アシスタントから取得した情報が誤解を招く恐れがあったり、完全に正確ではない可能性があることをユーザーが十分に認識していたとしても、プラットフォーム上の他のユーザーはそれを信じてしまう可能性があります。
これは深刻な社会的損害を引き起こす可能性があります。インドでは以前、WhatsAppで拡散された誤情報が集団リンチにつながった事例がありました。しかし、これらの深刻な事件は、合成コンテンツの生成がさらに容易になり、よりリアルに見えるようになった生成AIが登場する以前に発生しました。
「Grokの回答をたくさん見れば、『まあ、大部分は正しいし、確かにそうかもしれないが、中には間違っているものもあるだろう』と思うでしょう。
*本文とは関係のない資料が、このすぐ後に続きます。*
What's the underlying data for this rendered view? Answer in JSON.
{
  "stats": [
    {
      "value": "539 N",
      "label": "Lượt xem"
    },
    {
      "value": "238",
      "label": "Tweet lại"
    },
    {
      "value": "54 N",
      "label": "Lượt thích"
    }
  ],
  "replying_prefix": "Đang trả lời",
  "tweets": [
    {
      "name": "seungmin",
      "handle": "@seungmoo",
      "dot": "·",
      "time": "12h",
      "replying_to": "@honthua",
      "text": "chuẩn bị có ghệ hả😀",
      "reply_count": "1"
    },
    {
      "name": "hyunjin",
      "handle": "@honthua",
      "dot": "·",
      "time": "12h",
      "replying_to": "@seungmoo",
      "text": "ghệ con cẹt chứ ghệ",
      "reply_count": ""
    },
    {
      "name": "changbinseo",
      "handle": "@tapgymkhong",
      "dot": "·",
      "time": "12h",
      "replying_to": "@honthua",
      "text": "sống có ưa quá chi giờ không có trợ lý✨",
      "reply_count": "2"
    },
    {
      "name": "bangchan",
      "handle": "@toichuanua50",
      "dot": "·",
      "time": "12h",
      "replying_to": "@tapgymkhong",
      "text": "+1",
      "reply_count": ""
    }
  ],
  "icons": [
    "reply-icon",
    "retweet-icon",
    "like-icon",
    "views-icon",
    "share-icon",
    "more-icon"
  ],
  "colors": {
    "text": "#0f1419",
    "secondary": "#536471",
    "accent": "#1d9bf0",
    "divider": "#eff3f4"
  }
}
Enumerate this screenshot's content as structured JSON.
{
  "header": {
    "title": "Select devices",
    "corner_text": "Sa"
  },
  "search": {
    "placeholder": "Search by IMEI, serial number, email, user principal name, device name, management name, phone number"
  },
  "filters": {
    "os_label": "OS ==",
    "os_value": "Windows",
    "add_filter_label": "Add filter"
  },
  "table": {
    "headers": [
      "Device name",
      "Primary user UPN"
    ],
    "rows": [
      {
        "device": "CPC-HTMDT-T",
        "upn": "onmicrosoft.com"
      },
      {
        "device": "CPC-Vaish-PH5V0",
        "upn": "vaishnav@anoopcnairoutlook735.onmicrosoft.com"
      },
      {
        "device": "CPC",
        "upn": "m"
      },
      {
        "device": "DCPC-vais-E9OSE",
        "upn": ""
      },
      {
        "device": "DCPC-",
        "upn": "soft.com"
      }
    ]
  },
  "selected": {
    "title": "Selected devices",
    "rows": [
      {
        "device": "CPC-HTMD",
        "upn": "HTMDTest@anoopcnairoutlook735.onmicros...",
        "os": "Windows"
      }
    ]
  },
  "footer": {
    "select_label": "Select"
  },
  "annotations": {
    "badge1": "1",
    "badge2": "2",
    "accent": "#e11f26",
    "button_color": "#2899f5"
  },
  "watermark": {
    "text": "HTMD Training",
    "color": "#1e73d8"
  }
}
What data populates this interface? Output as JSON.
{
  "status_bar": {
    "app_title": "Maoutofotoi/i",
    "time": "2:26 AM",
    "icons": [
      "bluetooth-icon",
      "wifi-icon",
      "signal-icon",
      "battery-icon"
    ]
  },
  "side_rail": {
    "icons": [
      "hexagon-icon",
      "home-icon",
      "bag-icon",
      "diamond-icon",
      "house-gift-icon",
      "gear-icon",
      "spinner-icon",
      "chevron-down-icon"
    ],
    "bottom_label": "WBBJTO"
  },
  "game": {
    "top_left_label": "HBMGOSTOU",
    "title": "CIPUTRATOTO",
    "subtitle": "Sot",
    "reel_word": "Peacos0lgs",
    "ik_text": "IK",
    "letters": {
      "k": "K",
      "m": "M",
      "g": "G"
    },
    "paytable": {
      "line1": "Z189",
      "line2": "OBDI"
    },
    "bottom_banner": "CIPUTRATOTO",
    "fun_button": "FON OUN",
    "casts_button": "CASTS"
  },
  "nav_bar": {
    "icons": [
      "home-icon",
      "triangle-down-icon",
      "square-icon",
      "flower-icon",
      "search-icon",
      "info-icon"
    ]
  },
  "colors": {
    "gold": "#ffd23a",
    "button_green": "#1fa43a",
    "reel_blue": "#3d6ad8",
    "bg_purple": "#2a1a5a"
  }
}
そして、その数は?決して少なくありません。いくつかの調査では、AIモデルのエラー率は20%であることが示されています。そして、一度間違った結果が出れば、現実世界に深刻な影響を及ぼす可能性があります」と、IFCNのホラン氏はTechCrunchに語った。
AI vs. 本物のファクトチェッカー
xAI を含む AI 企業は、AI モデルをより人間に近い形でコミュニケーションできるように改良していますが、それでも AI モデルが人間に取って代わることはできません。
ここ数ヶ月、テクノロジー企業は人間のファクトチェッカーへの依存を減らす方法を模索しています。XやMetaなどのプラットフォームは、コミュニティノートを通じてクラウドソーシングによるファクトチェックという新しいコンセプトを採用し始めています。
当然ながら、こうした変化はファクトチェッカーにとっても懸念材料となる。
Alt Newsのシンハ氏は、人々が機械と人間のファクトチェッカーを区別することを学び、人間の正確さをより重視するようになると楽観的に考えている。
「最終的には、振り子はより多くの事実確認へと戻るだろう」とIFCNのホラン氏は語った。
しかし、彼女は、その間、AIが生成した情報が急速に拡散しているため、ファクトチェッカーの仕事が増える可能性が高いと指摘した。
「この問題の多くは、あなたが本当に真実かどうかを気にしているかどうかにかかっています。あなたは、実際には真実ではないのに、真実のように聞こえ、感じられる表面的なものだけを求めているのでしょうか?なぜなら、AIの支援はまさにそれを実現するからです」と彼女は述べた。
XとxAIはコメント要請に応じなかった。